ブラジル南部のサンタカタリーナ州クリシウーマ市で11月30日から12月1日にかけて、同州史上最大で最も暴力的とされた銀行強盗が起きた直後の2日未明、ブラジル北部のパラー州でも全く同様の手口の銀行強盗事件が起き、死傷者も出た。
今回は、アマゾン川流域のパラー州州都ベレン市から南西に上流へ235キロのカマター市で起き、市中央部のブラジル銀行が狙われた。サンタカタリーナでの事件同様、軍警の本部前にバリケードを築いて放火して警官の出動を遅らせた後、バーにいた人達を人質とし、警官隊の接近・追跡を阻むための盾とした上で銀行を襲撃した。

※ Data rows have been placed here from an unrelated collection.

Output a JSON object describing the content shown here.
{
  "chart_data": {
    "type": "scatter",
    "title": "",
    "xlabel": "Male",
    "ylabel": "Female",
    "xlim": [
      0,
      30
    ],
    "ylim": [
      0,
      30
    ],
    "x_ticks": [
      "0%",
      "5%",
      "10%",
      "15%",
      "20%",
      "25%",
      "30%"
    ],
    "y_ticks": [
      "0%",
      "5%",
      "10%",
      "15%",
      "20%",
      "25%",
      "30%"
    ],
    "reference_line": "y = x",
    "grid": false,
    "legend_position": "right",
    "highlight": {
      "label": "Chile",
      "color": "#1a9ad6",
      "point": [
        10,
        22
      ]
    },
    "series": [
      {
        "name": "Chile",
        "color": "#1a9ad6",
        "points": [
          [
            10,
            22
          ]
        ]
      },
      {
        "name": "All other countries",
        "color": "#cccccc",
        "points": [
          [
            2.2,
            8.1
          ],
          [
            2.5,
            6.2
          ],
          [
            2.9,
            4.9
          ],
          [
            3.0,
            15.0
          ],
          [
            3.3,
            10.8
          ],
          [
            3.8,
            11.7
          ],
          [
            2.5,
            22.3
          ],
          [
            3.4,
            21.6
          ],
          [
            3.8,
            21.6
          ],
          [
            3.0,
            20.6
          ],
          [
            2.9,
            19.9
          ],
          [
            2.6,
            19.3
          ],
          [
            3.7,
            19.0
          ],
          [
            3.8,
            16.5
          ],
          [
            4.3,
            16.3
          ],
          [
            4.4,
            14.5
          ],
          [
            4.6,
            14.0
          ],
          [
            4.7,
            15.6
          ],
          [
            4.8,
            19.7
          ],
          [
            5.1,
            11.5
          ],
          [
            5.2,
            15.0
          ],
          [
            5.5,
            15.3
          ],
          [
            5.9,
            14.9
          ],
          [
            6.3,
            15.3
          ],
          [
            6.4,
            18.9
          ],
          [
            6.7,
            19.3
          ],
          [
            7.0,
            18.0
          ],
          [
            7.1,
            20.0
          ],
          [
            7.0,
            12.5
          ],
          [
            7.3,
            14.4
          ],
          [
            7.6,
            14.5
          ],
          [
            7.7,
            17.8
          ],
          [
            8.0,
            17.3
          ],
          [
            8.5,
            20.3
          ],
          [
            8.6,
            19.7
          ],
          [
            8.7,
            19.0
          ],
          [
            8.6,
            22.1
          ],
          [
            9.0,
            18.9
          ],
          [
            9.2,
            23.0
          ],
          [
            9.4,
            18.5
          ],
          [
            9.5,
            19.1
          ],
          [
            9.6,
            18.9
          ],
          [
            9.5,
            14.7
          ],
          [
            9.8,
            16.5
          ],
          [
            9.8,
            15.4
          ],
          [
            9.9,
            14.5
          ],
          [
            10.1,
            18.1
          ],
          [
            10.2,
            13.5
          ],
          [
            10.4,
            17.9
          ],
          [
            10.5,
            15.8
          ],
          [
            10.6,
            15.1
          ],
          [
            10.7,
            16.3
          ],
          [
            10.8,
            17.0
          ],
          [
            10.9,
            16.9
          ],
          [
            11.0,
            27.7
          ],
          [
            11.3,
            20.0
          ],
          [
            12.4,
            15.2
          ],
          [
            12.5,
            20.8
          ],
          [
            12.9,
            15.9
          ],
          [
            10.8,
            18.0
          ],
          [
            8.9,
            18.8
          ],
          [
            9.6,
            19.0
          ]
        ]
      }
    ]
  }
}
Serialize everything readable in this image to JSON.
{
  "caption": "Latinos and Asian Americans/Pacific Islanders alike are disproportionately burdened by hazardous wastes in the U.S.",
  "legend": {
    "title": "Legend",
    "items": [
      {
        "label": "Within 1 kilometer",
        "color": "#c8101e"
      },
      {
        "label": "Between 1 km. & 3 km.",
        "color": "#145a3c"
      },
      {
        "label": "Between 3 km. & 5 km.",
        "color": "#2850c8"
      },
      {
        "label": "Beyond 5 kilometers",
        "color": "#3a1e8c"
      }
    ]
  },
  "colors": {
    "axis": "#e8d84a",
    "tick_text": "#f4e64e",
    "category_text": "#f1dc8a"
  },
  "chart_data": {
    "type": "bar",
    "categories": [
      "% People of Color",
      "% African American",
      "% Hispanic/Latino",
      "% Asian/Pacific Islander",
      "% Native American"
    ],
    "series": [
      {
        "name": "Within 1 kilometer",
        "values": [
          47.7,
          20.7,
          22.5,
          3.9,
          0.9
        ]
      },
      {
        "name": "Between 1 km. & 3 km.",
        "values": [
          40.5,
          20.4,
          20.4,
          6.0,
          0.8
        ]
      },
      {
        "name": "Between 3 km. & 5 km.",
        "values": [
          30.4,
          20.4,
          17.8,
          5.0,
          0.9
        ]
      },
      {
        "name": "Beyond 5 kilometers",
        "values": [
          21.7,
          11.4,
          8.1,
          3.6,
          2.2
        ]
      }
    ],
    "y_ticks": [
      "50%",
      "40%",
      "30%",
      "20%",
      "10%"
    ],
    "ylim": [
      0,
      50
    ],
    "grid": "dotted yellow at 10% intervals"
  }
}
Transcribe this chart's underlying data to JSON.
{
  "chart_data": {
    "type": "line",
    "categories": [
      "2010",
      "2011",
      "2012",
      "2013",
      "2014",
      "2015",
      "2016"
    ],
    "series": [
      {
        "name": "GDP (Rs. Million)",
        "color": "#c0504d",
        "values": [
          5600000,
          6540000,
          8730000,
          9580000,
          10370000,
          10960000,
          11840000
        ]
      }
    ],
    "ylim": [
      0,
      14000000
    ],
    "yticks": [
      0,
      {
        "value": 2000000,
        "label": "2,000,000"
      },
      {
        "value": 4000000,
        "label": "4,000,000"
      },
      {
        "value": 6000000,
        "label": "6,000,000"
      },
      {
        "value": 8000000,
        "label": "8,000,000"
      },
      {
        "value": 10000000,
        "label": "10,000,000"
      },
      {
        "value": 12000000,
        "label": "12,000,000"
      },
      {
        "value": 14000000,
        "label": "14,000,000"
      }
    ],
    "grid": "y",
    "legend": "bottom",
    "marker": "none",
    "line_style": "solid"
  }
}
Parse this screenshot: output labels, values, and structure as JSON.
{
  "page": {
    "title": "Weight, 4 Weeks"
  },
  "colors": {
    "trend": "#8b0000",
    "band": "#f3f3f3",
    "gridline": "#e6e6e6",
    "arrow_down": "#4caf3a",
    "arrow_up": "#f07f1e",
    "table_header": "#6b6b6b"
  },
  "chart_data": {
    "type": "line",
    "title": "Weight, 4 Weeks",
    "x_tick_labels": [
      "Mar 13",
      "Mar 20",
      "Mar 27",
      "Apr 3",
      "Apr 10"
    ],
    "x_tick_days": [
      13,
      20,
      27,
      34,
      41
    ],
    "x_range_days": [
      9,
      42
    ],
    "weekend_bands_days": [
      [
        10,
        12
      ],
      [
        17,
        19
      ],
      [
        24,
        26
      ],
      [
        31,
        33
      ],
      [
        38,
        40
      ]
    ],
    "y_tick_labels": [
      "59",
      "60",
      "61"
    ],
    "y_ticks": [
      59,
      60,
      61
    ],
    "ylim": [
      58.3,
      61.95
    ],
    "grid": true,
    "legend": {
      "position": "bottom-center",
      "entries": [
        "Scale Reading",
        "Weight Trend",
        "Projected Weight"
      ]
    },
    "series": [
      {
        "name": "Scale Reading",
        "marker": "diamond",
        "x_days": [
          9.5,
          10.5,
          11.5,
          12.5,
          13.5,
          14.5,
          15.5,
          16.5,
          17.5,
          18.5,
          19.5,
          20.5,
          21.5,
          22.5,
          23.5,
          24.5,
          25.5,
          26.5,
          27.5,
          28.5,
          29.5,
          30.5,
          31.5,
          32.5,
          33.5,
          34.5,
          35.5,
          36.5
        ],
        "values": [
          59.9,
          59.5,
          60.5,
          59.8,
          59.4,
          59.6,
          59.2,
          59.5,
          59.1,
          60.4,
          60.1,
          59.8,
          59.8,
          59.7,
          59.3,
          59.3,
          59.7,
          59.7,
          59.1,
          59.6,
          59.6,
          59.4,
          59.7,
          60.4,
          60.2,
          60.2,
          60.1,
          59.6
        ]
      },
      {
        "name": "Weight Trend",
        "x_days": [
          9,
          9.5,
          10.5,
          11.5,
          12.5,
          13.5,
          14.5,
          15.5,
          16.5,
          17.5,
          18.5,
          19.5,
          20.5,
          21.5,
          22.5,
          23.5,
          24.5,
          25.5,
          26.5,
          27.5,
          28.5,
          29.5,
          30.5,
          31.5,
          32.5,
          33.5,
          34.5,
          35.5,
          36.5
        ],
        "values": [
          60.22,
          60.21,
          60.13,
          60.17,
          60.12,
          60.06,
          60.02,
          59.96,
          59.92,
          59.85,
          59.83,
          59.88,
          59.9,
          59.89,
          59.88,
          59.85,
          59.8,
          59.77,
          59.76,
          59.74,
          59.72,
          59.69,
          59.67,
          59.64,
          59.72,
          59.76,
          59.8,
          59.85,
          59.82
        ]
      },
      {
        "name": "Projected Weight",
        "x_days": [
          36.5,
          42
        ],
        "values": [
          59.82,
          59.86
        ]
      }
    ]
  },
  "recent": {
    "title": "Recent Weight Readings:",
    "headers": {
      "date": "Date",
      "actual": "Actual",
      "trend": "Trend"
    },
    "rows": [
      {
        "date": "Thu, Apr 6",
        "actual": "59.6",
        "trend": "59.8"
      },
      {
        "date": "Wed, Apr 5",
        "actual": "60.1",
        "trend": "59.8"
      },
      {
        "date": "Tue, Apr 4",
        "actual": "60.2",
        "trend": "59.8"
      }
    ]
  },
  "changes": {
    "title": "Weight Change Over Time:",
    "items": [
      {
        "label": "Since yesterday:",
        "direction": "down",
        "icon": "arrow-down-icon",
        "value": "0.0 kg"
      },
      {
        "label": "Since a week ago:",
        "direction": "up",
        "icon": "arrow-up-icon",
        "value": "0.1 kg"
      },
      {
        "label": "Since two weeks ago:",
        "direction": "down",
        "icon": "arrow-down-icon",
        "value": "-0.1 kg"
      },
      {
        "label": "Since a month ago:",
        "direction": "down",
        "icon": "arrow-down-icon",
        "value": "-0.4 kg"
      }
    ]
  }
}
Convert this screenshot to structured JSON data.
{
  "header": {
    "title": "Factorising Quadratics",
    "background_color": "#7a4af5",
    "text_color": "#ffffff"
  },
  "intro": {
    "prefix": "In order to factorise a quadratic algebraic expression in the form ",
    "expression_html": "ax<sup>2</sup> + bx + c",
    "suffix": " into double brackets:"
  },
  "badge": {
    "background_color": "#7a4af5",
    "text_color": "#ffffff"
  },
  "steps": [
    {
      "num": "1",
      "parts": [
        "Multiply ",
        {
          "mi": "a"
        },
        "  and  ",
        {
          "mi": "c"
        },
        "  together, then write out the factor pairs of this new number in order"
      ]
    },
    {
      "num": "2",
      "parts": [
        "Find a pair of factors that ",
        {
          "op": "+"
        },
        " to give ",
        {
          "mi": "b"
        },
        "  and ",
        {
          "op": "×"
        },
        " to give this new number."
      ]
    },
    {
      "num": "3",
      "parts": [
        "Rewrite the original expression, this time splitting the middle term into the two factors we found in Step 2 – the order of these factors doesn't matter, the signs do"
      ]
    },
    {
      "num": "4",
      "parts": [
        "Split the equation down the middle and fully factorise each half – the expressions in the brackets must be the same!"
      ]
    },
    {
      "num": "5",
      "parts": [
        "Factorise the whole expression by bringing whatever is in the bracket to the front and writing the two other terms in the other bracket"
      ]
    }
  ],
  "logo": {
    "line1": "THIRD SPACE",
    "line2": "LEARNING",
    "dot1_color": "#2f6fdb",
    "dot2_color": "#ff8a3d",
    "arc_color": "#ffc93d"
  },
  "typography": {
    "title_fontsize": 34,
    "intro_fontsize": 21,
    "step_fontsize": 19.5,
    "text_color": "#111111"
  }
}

強盗団は少なくとも10人はおり、爆発物で銀行内を破壊した後、約1時間半かけて現金などを物色後、車で逃走。途中からは車を乗り捨て、水路で逃げたという。
犯人達は高性能の小銃などの重火器と爆薬で武装しており、警官との銃撃戦も発生。軍警本部前で起きた銃撃戦の現場から逃げようとして駆け出した人質のアレサンドロ・デ・ジェズス・ロペス・モラエス氏(25)は、銃弾を浴びて死亡した。彼以外にも足を撃たれて入院した人も1人いるが、命には別条はないという。
同州のエルデル・バルバーリョ知事によると、強盗団は銀行を破壊したものの、金庫を間違えたため現金は盗まれていないという。
パラー州ではここ4年間で51件の銀行強盗が起きている。今年も、1月30日と4月3日に事件が起きたが、同州保安局によると、これらの事件に関与した犯人はほぼ全員逮捕されたという。
今回のように迅速かつ暴力的、人質をとり、銃を乱射したりしながら行う銀行強盗事件は、19世紀末から北東部で活動した盗賊「カンガッソ(カンガセイロ)」の近代版を意味する「ノヴォ・カンガッソ」、または「ヴァポール(蒸気)」と呼ばれる。
歴史上のカンガセイロには大土地所有者(大金持ち)を標的とする者もおり、民衆から“義賊”と扱われる人もいた。